Michael lunged at us with the knife, but I managed to scramble out of the way. I lost my balance on the uneven stones and fell straight on my ass though. I covered the child with my body, but had to let go a moment later. A piercing pain like a fistful of needles was gorging into my hand.

The infant had latched onto me with unnatural ferocity. It shouldn’t even have teeth yet, but I could clearly feel multiple rows of razor edges burrowing into my skin. I screamed and strained to pull it off, but every movement did nothing but give it a fresh angle to burrow further.

“Bash it against the wall!” Michael shouted.

I did so. Again and again, beating the tiny body into the stone, feeling the fragile bones inside splinter with every iteration. The grip finally began to slacken, until finally I was able to stomp the tiny creature’s body and rip my bloody hand free. It looked almost reptillian where it lay on the ground, its yellow eyes boring into me as they closed to slits.
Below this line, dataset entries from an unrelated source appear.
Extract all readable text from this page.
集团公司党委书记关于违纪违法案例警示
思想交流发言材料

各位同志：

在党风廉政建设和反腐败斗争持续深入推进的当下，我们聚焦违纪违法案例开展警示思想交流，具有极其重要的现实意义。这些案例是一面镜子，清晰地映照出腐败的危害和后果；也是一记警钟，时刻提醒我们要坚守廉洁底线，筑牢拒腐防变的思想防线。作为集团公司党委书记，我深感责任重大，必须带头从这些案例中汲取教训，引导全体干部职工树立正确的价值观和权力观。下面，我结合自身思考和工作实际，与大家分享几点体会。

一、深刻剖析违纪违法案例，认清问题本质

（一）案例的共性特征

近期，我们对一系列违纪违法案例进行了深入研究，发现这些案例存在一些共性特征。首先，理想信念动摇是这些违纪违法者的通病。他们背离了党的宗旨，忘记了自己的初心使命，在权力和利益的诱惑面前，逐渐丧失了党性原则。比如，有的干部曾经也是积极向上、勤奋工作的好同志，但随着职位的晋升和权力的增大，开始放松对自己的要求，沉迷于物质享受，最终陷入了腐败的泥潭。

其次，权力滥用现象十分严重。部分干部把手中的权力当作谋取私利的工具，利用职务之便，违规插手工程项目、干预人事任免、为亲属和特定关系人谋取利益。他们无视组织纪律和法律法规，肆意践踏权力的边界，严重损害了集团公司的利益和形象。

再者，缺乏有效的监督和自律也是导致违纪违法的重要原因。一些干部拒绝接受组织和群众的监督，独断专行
“Welcome home, Master,” croaked the dying monstrosity.

“Ready now?” Michael asked, handing me the knife once more. I didn’t hesitate this time. I plunged it straight into chest and tore a long hole straight down to its navel. A hot mess of insides oozed out, and I had to actually dig my fingers into it to retrieve the bronze key.
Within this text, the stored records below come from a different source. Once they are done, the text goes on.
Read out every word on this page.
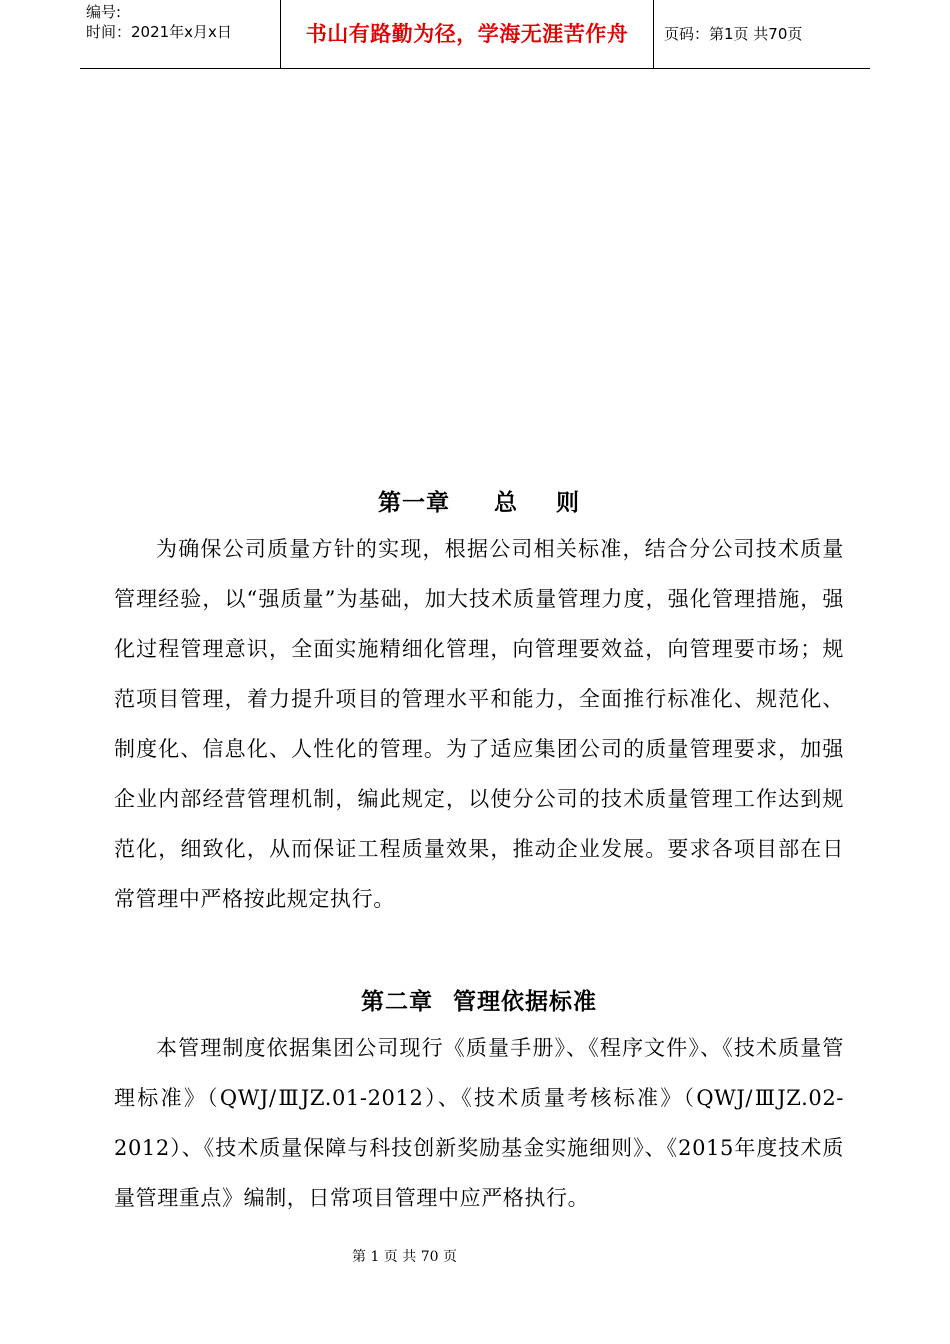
编号:
时间：2021年x月x日	书山有路勤为径，学海无涯苦作舟	页码：第1页 共70页
第一章 总 则
为确保公司质量方针的实现，根据公司相关标准，结合分公司技术质量管理经验，以“强质量”为基础，加大技术质量管理力度，强化管理措施，强化过程管理意识，全面实施精细化管理，向管理要效益，向管理要市场；规范项目管理，着力提升项目的管理水平和能力，全面推行标准化、规范化、制度化、信息化、人性化的管理。为了适应集团公司的质量管理要求，加强企业内部经营管理机制，编此规定，以使分公司的技术质量管理工作达到规范化，细致化，从而保证工程质量效果，推动企业发展。要求各项目部在日常管理中严格按此规定执行。
第二章 管理依据标准
本管理制度依据集团公司现行《质量手册》、《程序文件》、《技术质量管理标准》（QWJ/ⅢJZ.01-2012）、《技术质量考核标准》（QWJ/ⅢJZ.02-2012）、《技术质量保障与科技创新奖励基金实施细则》、《2015年度技术质量管理重点》编制，日常项目管理中应严格执行。
第 1 页 共 70 页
My hand was on fire. It bled profusely from a dozen puncture wounds. I wrapped it the best I could with one of my extra t-shirts, but I can only imagine what ghastly infections might come from those wounds. I don’t know whether it was the blood loss or horror of this place, but I felt so lightheaded that I almost toppled the second I stood upright.

“Come on now, easy there.” I was surprised by the gentleness in Michael’s tone as he helped me to my feet. “We’re in this together, so let’s do this right. We both want to get to this school, right?”

I nodded meekly, allowing him to guide me to the door.

“Then let’s not give up before we have to,” he said. “I for one am looking forward to seeing how far this rabbit hole goes.”